Francuscy dyplomaci opowiadają się za wznowieniem negocjacji z Rosją nad umową o partnerstwie. Jedności jednak na przyszłotygodniowym szczycie UE nie będzie: niektóre kraje, w tym Polska i Wielka Brytania, pozostają sceptyczne wobec roli Moskwy w konflikcie kaukaskim.
- Warunki, które postawiliśmy, by wznowić negocjacje z Rosją zostały spełnione - mówili, anonimowo, francuscy dyplomaci, odnosząc się do wycofania wojsk rosyjskich na pozycje sprzed pięciodniowej wojny osetyjskiej. W tej sprawie, Francja zdaje się mieć po swojej stronie również Komisję Europejską. - Jeśli jest pozytywna ocena wycofania się rosyjskich żołnierzy ze stref buforowych, to KE może kontynuować negocjacje z Rosją - twierdzą źródła bliskie komisarzowi ds. stosunków zewnętrznych Benity Ferrero-Waldnera.
Ale wątpliwości Londynu, Oslo, Warszawy czy Republik Bałtyckich mogą przełożyć się na próby opóźnienia wznowienia rozmów. - Nie powinniśmy tak szybko przejść do porządku dziennego w relacjach z Rosją i zapominać o konflikcie rosyjsko-gruzińskim - powiedział dyplomata jednego ze wschodnich krajów UE. - To mogłoby zostać odczytan, jak zgoda na aneksję Osetii Płd. i Abchazji.
Weta nie będzie
Z prawnego punktu widzenia negocjacje z Rosją nigdy nie były zerwane, więc nie potrzebna jest tutaj formalna decyzja państw Unii. Nie jest więc też możliwe zgłoszenia weta wobec wznowienia rozmów. - Ale oczywiście jest to kwestia bardzo wrażliwa politycznie i poczekamy na zielone światło od przywódców państw UE na szczycie - zapewniły źródła w KE.

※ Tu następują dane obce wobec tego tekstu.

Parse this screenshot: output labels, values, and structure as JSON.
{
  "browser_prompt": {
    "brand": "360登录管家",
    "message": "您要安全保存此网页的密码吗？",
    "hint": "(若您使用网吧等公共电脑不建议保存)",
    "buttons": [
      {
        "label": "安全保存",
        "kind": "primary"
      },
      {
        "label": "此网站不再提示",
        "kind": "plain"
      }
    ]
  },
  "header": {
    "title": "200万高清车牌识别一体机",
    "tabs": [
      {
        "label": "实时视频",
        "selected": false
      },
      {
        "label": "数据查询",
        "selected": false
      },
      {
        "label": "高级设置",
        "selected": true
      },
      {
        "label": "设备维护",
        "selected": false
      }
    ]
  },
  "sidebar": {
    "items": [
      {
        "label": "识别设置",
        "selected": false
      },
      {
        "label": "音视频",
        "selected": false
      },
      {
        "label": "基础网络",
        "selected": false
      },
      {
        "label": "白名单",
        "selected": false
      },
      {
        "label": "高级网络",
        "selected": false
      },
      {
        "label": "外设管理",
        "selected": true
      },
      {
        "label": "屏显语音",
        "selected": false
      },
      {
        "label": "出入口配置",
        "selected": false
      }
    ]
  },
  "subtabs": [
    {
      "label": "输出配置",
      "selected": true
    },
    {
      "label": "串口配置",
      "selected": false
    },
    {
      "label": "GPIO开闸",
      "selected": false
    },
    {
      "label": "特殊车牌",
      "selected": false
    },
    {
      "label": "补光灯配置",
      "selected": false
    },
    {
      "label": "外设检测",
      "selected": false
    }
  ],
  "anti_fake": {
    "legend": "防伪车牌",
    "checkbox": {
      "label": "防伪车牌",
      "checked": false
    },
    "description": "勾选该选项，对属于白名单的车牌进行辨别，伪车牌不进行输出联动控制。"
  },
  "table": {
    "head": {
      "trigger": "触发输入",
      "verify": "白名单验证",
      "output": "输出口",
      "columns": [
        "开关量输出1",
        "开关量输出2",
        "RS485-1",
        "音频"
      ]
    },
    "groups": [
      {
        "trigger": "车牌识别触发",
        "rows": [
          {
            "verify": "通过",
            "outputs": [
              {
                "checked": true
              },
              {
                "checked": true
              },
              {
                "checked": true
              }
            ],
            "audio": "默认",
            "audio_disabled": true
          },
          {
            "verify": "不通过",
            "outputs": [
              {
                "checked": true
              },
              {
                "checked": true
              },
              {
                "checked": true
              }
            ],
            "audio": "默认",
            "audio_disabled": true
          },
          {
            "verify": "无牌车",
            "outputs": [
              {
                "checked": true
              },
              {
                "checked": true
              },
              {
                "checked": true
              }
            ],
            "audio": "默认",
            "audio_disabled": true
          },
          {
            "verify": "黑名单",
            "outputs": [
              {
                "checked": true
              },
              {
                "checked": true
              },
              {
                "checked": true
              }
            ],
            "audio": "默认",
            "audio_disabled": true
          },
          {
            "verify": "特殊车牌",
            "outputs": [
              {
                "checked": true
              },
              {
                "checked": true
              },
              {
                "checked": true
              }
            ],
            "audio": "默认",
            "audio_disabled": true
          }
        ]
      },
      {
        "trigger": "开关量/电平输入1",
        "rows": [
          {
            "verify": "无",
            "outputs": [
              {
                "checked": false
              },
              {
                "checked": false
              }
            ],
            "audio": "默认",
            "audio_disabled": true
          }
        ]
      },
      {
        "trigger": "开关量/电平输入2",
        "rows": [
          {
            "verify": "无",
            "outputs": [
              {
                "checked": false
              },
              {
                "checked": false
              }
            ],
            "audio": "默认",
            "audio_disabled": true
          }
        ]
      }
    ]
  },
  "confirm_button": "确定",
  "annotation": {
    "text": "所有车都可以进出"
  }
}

Umowa regulująca relacje pomiędzy Brukselą i Moskwą wygasła w grudniu ubiegłego roku. Wcześniej rozpoczęcie rozmów blokowała m.in. Polska, domagając się włączenia kwestii energetycznej do mandatu negocjacyjnego i zniesienia narzuconego przez Rosję embarga na polskie mięso. Po wybuchu działań zbrojnych w Osetii Południowej i wkroczeniu wojsk rosyjskich na terytorium Gruzji, UE zawiesiła rozmowy, krytykując Moskwę za "nieproporcjonalne" użycie siły.
Kontrowersyjna pozycja Rosji
Na czwartkowym spotkaniu w Brukseli, kilku ambasadorów państw UE miało argumentować: "Przed wojną w Osetii Południowej i Abchazji było 2 tys. żołnierzy rosyjskich sił pokojowych, teraz ponad 7 tys. To nie jest ta sama sytuacja".
Pozostaje też kwestia obecności rosyjskich wojskowych w rejonie Achałgori i wąwozu Kodori, co Tbilisi uznaje za łamanie zapisów porozumienia o zawieszeniu broni. Rosja zaś uważa owe obszary za - odpowiednio - część Osetii Południowej i Abchazji, więc wycofywać stamtąd sił nie zamierza.
Pierwszy zgrzyt w poniedziałek
Różnice zdań między krajami UE w sprawie Rosji mogą ujawnić się nie tylko na szczycie UE w środę i czwartek, ale już na poniedziałkowym posiedzeniu szefów dyplomacji 27 w Luksemburgu, którzy przygotowują szczyt. Paryż stara się bowiem, by już wtedy przyjęto deklarację wyrażającą zadowolenie z powodu wycofaniu wojsk rosyjskich. - Jeśli nie w poniedziałek, ani nie na szczycie europejskim, to zapewne na szczycie UE-Rosja 14 listopada wznowimy negocjacje z Rosją - utrzymują francuscy dyplomaci.